I have a library with a func that takes a context, and reads from a net.Conn. A user was confused that the function would block on reading the Conn even after the context was expired. I said they can call `conn.SetDeadline`, but they asked that I also have the context cancel it. Is it normal to have the context cancel the conn.Read, or should I keep a separate deadline and require that the user set both?

Talking shop, #golang question 

@sam not sure of the exact details, but this post here may help: ieftimov.com/post/make-resilie Usually, the code holding the control over the connection (I.e your function) will check on context cancellation and will cancel the connection as a result.

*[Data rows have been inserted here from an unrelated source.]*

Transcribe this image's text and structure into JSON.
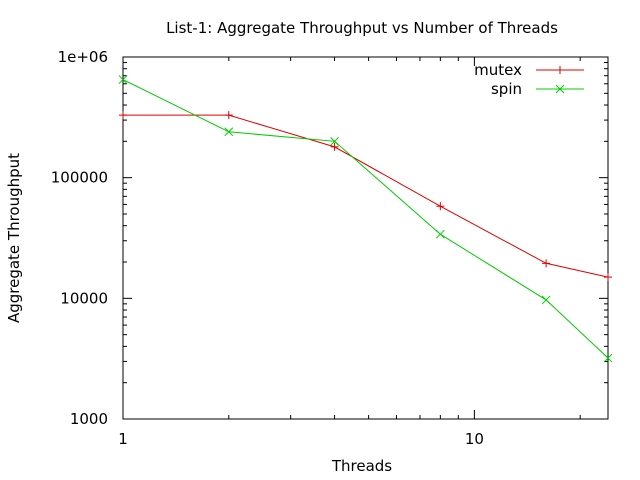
{
  "chart_data": {
    "type": "line",
    "title": "List-1: Aggregate Throughput vs Number of Threads",
    "xlabel": "Threads",
    "ylabel": "Aggregate Throughput",
    "x_scale": "log",
    "y_scale": "log",
    "xlim": [
      1,
      24
    ],
    "ylim": [
      1000,
      1000000
    ],
    "x_ticks": [
      {
        "value": 1,
        "label": "1"
      },
      {
        "value": 10,
        "label": "10"
      }
    ],
    "y_ticks": [
      {
        "value": 1000,
        "label": "1000"
      },
      {
        "value": 10000,
        "label": "10000"
      },
      {
        "value": 100000,
        "label": "100000"
      },
      {
        "value": 1000000,
        "label": "1e+06"
      }
    ],
    "grid": false,
    "legend_position": "top-right",
    "series": [
      {
        "name": "mutex",
        "color": "#e00000",
        "marker": "plus",
        "x": [
          1,
          2,
          4,
          8,
          16,
          24
        ],
        "y": [
          330000,
          330000,
          180000,
          58000,
          19500,
          15000
        ]
      },
      {
        "name": "spin",
        "color": "#00cc00",
        "marker": "cross",
        "x": [
          1,
          2,
          4,
          8,
          16,
          24
        ],
        "y": [
          650000,
          240000,
          200000,
          34000,
          9700,
          3200
        ]
      }
    ]
  }
}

Talking shop, #golang question 

@preslavrachev Thanks; I ended up realizing that I should have shared the original library. The function in question takes in a `net.Conn`, but there are also two convenience methods that dial one for you (NewSession/DialSession). The one that takes in a Conn I decided it was up to the user to set timeouts on everything separately for maximum flexibility, but for DialSession it's a bug if no timeout at all is set on the conn, so I made that one respect the context.

Talking shop, #golang question 

@preslavrachev Good article; thanks for the link. Unfortunately this is more about TCP timeouts and it doesn't mention those or this problem much. The basic question is: if the user creates a conn with a deadline and a context with a deadline and passes them both into a function: do they expect both deadlines to be respected, or the context deadline to apply to reads from the conn as well as everything else?

Talking shop, #golang question 

@sam is there a possibility to abstract the creation of a connection? This way, a function called NewConnection will only take a context instance. This same function will set up a goroutine that continuously checks for context deadlines or can cancellations. If one happens, it will cancel the connection too. Again, that’s just a speculation in my head.

Talking shop, #golang question 

@preslavrachev Sort of. There are the helper versions which dial the conn I mentioned, these definitely have to manage its timeouts. There is also a net.Dialer wrapper that looks up SRV records and the like, but I think that context should be for the dial itself, not for the resulting connection per convention (eg. net.Dial and the like). We'll see, I may just manage the conn everywhere to reduce the number of differences between the functions.